Bárzola se encuentra imputado por el delito de abuso sexual seguido de muerte, en una investigación que cobró nuevo impulso tras el hallazgo de rastros genéticos clave.

Las pruebas de ADN: El giro que cambió todo

El fiscal detalló que la acusación se apoya en hallazgos científicos realizados a finales del año pasado, que vinculan directamente a Bárzola con la escena y el arma del crimen:

  • El arma homicida: Se encontraron huellas genéticas del acusado en el cinto de la bata de la víctima.
  • Evidencia biológica: Un cotejo positivo confirmó la presencia de vello perteneciente a Bárzola en el pubis de Dalmasso.

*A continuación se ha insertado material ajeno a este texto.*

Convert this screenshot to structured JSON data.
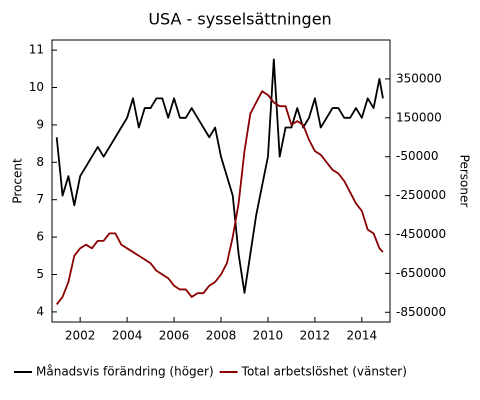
{
  "chart_data": {
    "type": "line",
    "title": "USA - sysselsättningen",
    "ylabel": "Procent",
    "y2label": "Personer",
    "x": [
      2001.0,
      2001.25,
      2001.5,
      2001.75,
      2002.0,
      2002.25,
      2002.5,
      2002.75,
      2003.0,
      2003.25,
      2003.5,
      2003.75,
      2004.0,
      2004.25,
      2004.5,
      2004.75,
      2005.0,
      2005.25,
      2005.5,
      2005.75,
      2006.0,
      2006.25,
      2006.5,
      2006.75,
      2007.0,
      2007.25,
      2007.5,
      2007.75,
      2008.0,
      2008.25,
      2008.5,
      2008.75,
      2009.0,
      2009.25,
      2009.5,
      2009.75,
      2010.0,
      2010.25,
      2010.5,
      2010.75,
      2011.0,
      2011.25,
      2011.5,
      2011.75,
      2012.0,
      2012.25,
      2012.5,
      2012.75,
      2013.0,
      2013.25,
      2013.5,
      2013.75,
      2014.0,
      2014.25,
      2014.5,
      2014.75,
      2014.9
    ],
    "series": [
      {
        "name": "Månadsvis förändring (höger)",
        "color": "#000000",
        "axis": "y2",
        "values": [
          50000,
          -250000,
          -150000,
          -300000,
          -150000,
          -100000,
          -50000,
          0,
          -50000,
          0,
          50000,
          100000,
          150000,
          250000,
          100000,
          200000,
          200000,
          250000,
          250000,
          150000,
          250000,
          150000,
          150000,
          200000,
          150000,
          100000,
          50000,
          100000,
          -50000,
          -150000,
          -250000,
          -550000,
          -750000,
          -550000,
          -350000,
          -200000,
          -50000,
          450000,
          -50000,
          100000,
          100000,
          200000,
          100000,
          150000,
          250000,
          100000,
          150000,
          200000,
          200000,
          150000,
          150000,
          200000,
          150000,
          250000,
          200000,
          350000,
          250000
        ]
      },
      {
        "name": "Total arbetslöshet (vänster)",
        "color": "#8b0000",
        "values": [
          4.2,
          4.4,
          4.8,
          5.5,
          5.7,
          5.8,
          5.7,
          5.9,
          5.9,
          6.1,
          6.1,
          5.8,
          5.7,
          5.6,
          5.5,
          5.4,
          5.3,
          5.1,
          5.0,
          4.9,
          4.7,
          4.6,
          4.6,
          4.4,
          4.5,
          4.5,
          4.7,
          4.8,
          5.0,
          5.3,
          6.0,
          6.9,
          8.3,
          9.3,
          9.6,
          9.9,
          9.8,
          9.6,
          9.5,
          9.5,
          9.0,
          9.1,
          9.0,
          8.6,
          8.3,
          8.2,
          8.0,
          7.8,
          7.7,
          7.5,
          7.2,
          6.9,
          6.7,
          6.2,
          6.1,
          5.7,
          5.6
        ]
      }
    ],
    "xlim": [
      2000.8,
      2015.2
    ],
    "xticks": [
      2002,
      2004,
      2006,
      2008,
      2010,
      2012,
      2014
    ],
    "ylim": [
      3.73,
      11.27
    ],
    "yticks": [
      4,
      5,
      6,
      7,
      8,
      9,
      10,
      11
    ],
    "y2lim": [
      -900000,
      550000
    ],
    "y2ticks": [
      350000,
      150000,
      -50000,
      -250000,
      -450000,
      -650000,
      -850000
    ]
  }
}
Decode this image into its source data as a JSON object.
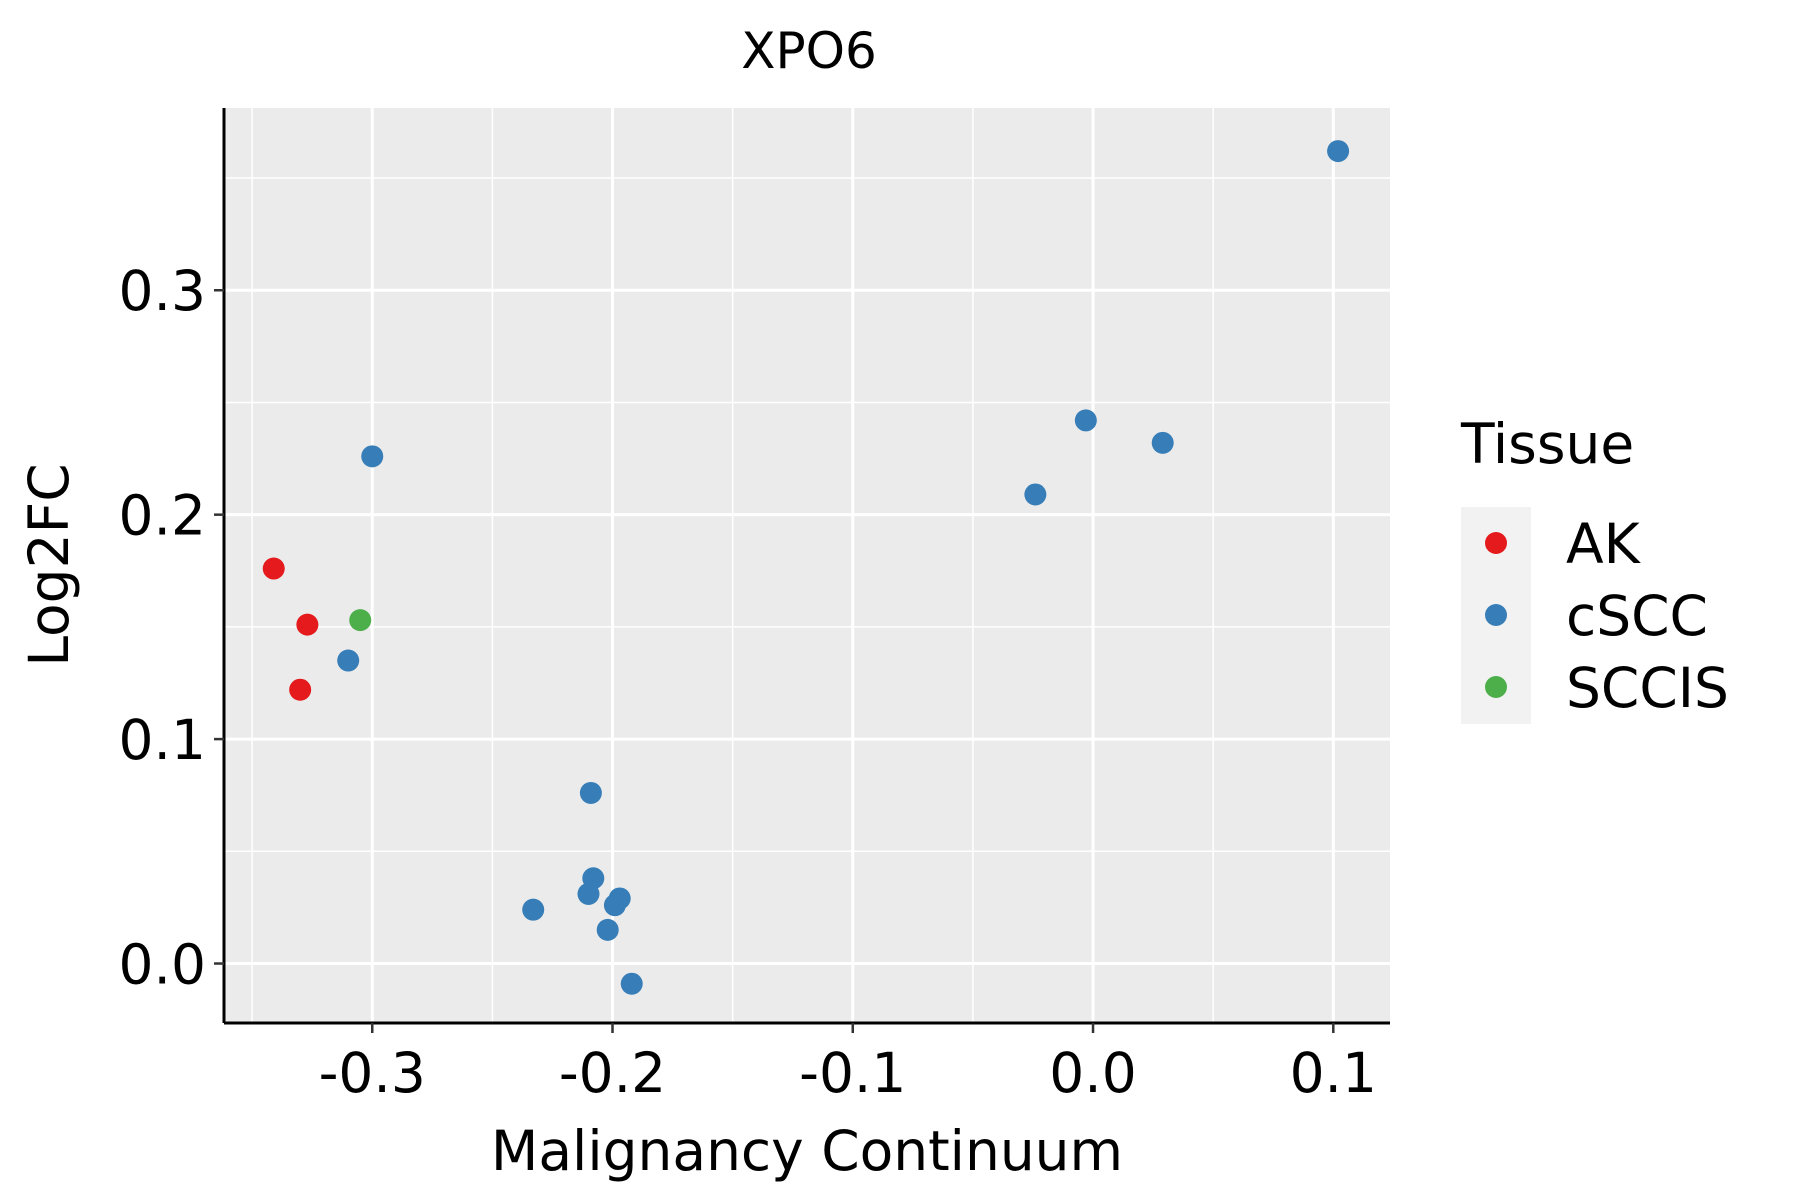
{
  "chart_data": {
    "type": "scatter",
    "title": "XPO6",
    "xlabel": "Malignancy Continuum",
    "ylabel": "Log2FC",
    "xlim": [
      -0.3617,
      0.1236
    ],
    "ylim": [
      -0.0265,
      0.3812
    ],
    "x_ticks": [
      -0.3,
      -0.2,
      -0.1,
      0.0,
      0.1
    ],
    "x_tick_labels": [
      "-0.3",
      "-0.2",
      "-0.1",
      "0.0",
      "0.1"
    ],
    "y_ticks": [
      0.0,
      0.1,
      0.2,
      0.3
    ],
    "y_tick_labels": [
      "0.0",
      "0.1",
      "0.2",
      "0.3"
    ],
    "grid": true,
    "legend": {
      "title": "Tissue",
      "position": "right",
      "entries": [
        {
          "label": "AK",
          "color": "#E41A1C"
        },
        {
          "label": "cSCC",
          "color": "#377EB8"
        },
        {
          "label": "SCCIS",
          "color": "#4DAF4A"
        }
      ]
    },
    "series": [
      {
        "name": "AK",
        "color": "#E41A1C",
        "points": [
          {
            "x": -0.341,
            "y": 0.176
          },
          {
            "x": -0.327,
            "y": 0.151
          },
          {
            "x": -0.33,
            "y": 0.122
          }
        ]
      },
      {
        "name": "cSCC",
        "color": "#377EB8",
        "points": [
          {
            "x": -0.3,
            "y": 0.226
          },
          {
            "x": -0.31,
            "y": 0.135
          },
          {
            "x": -0.209,
            "y": 0.076
          },
          {
            "x": -0.208,
            "y": 0.038
          },
          {
            "x": -0.21,
            "y": 0.031
          },
          {
            "x": -0.197,
            "y": 0.029
          },
          {
            "x": -0.199,
            "y": 0.026
          },
          {
            "x": -0.233,
            "y": 0.024
          },
          {
            "x": -0.202,
            "y": 0.015
          },
          {
            "x": -0.192,
            "y": -0.009
          },
          {
            "x": -0.024,
            "y": 0.209
          },
          {
            "x": -0.003,
            "y": 0.242
          },
          {
            "x": 0.029,
            "y": 0.232
          },
          {
            "x": 0.102,
            "y": 0.362
          }
        ]
      },
      {
        "name": "SCCIS",
        "color": "#4DAF4A",
        "points": [
          {
            "x": -0.305,
            "y": 0.153
          }
        ]
      }
    ]
  }
}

“Se entiende que, del cúmulo de pruebas, se alcanzó el grado de probabilidad para que el imputado vaya a juicio”, afirmó Jávega, quien ya notificó a la defensa para que analice si se opone a esta requisitoria.

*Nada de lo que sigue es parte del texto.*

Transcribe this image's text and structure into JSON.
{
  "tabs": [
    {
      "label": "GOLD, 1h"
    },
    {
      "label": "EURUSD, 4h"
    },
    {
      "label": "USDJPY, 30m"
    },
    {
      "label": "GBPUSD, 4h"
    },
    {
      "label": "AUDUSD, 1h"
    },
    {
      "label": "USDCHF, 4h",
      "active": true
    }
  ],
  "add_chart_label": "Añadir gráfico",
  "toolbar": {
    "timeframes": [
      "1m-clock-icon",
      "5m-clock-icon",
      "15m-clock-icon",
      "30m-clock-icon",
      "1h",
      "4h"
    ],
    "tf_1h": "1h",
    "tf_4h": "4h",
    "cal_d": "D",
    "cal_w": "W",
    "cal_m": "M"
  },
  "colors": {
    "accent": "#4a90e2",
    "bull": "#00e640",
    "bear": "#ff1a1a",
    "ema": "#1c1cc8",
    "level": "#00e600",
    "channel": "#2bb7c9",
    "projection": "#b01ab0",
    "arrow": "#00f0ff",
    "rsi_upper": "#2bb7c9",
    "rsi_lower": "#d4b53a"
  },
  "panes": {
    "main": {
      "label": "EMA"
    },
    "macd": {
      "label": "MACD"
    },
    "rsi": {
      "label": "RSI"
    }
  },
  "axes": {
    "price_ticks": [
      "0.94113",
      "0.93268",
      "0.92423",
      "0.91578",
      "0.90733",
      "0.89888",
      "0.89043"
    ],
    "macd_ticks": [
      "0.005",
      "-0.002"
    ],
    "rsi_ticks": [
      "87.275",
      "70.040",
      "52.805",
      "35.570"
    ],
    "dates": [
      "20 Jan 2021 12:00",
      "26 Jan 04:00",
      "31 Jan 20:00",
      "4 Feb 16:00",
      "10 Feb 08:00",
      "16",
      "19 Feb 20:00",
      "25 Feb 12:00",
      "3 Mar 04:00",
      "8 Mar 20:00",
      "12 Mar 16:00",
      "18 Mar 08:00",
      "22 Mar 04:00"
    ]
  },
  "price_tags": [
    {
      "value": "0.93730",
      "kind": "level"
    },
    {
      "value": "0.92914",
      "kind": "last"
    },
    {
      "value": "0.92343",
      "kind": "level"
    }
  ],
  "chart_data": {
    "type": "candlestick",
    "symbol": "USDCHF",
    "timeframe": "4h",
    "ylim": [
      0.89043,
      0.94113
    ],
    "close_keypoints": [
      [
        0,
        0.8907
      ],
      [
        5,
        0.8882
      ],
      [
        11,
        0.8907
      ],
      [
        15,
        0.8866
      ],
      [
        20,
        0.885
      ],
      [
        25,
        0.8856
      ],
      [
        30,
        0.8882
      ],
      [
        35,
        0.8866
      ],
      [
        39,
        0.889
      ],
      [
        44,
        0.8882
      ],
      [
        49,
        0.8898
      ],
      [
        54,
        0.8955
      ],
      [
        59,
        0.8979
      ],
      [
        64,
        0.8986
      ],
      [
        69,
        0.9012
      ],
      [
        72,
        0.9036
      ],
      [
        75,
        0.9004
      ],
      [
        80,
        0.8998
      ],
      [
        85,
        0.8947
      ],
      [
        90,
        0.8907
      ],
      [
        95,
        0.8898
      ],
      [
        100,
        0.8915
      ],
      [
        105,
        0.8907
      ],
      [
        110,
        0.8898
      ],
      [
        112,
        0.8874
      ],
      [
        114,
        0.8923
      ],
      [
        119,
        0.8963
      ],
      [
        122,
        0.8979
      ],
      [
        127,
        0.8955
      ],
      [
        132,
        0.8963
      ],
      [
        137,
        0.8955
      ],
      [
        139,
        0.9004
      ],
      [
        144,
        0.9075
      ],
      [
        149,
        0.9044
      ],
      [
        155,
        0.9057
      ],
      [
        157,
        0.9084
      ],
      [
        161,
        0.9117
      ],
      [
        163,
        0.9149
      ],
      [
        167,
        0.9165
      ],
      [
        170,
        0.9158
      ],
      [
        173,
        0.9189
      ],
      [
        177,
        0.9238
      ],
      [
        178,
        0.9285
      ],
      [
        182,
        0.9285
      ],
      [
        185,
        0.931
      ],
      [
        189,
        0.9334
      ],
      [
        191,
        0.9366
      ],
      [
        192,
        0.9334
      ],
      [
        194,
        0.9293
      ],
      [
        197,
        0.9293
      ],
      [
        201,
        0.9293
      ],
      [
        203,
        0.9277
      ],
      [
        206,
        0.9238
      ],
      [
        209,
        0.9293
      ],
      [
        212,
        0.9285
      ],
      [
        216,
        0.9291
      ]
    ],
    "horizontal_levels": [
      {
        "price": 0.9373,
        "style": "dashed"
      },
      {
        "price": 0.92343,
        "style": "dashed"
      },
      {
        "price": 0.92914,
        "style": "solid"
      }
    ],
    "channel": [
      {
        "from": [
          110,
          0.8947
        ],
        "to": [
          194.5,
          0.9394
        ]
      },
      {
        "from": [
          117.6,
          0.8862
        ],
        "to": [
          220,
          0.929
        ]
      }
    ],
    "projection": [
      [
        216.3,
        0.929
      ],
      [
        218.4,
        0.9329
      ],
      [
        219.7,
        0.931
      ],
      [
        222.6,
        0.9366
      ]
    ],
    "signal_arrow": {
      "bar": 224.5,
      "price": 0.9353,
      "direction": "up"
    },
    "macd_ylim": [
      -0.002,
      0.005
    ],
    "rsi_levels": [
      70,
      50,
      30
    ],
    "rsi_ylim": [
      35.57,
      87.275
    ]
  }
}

Contradicciones y el «detalle del parquet»

Más allá del ADN, la Unidad Fiscal reconstruyó una serie de indicios que complican la coartada de Bárzola:

  1. Restricciones de acceso: La familia Dalmasso mantenía estrictos hábitos de higiene. Los trabajadores solo podían usar el baño del quincho, pero la bata con el ADN estaba en el baño de la planta alta.
  2. Presencia confirmada: El propio Bárzola admitió haber estado en la casa en el rango horario en el que se estima ocurrió el crimen.
  3. La coartada fallida: El acusado afirmó haber estado trabajando en otro domicilio en el country San Esteban, pero se acreditó que nunca concurrió a ese lugar.
  4. Conocimiento de la escena: Bárzola describió con precisión que el parquet de la puerta-ventana de la habitación de Nora se había humedecido, un detalle real que él erróneamente atribuyó a otra vivienda.

La pelea contra la prescripción

Uno de los puntos más críticos es si el paso del tiempo extinguió la acción penal. Mientras la Cámara analiza este punto, Jávega sostiene que la investigación no está cerrada.

“Esta medida no es una rebelión. Debemos tener presente que la decisión hoy se encuentra bajo revisión, por lo que no está firme. Mientras no lo esté, el Ministerio Público Fiscal continúa con la obligación de darle impulso a la investigación”, explicó el fiscal.

Para la fiscalía, el tiempo en que Facundo y Marcelo Macarrón estuvieron imputados debe considerarse un «intervalo» que interrumpe los plazos de prescripción, permitiendo que el proceso contra Bárzola siga adelante.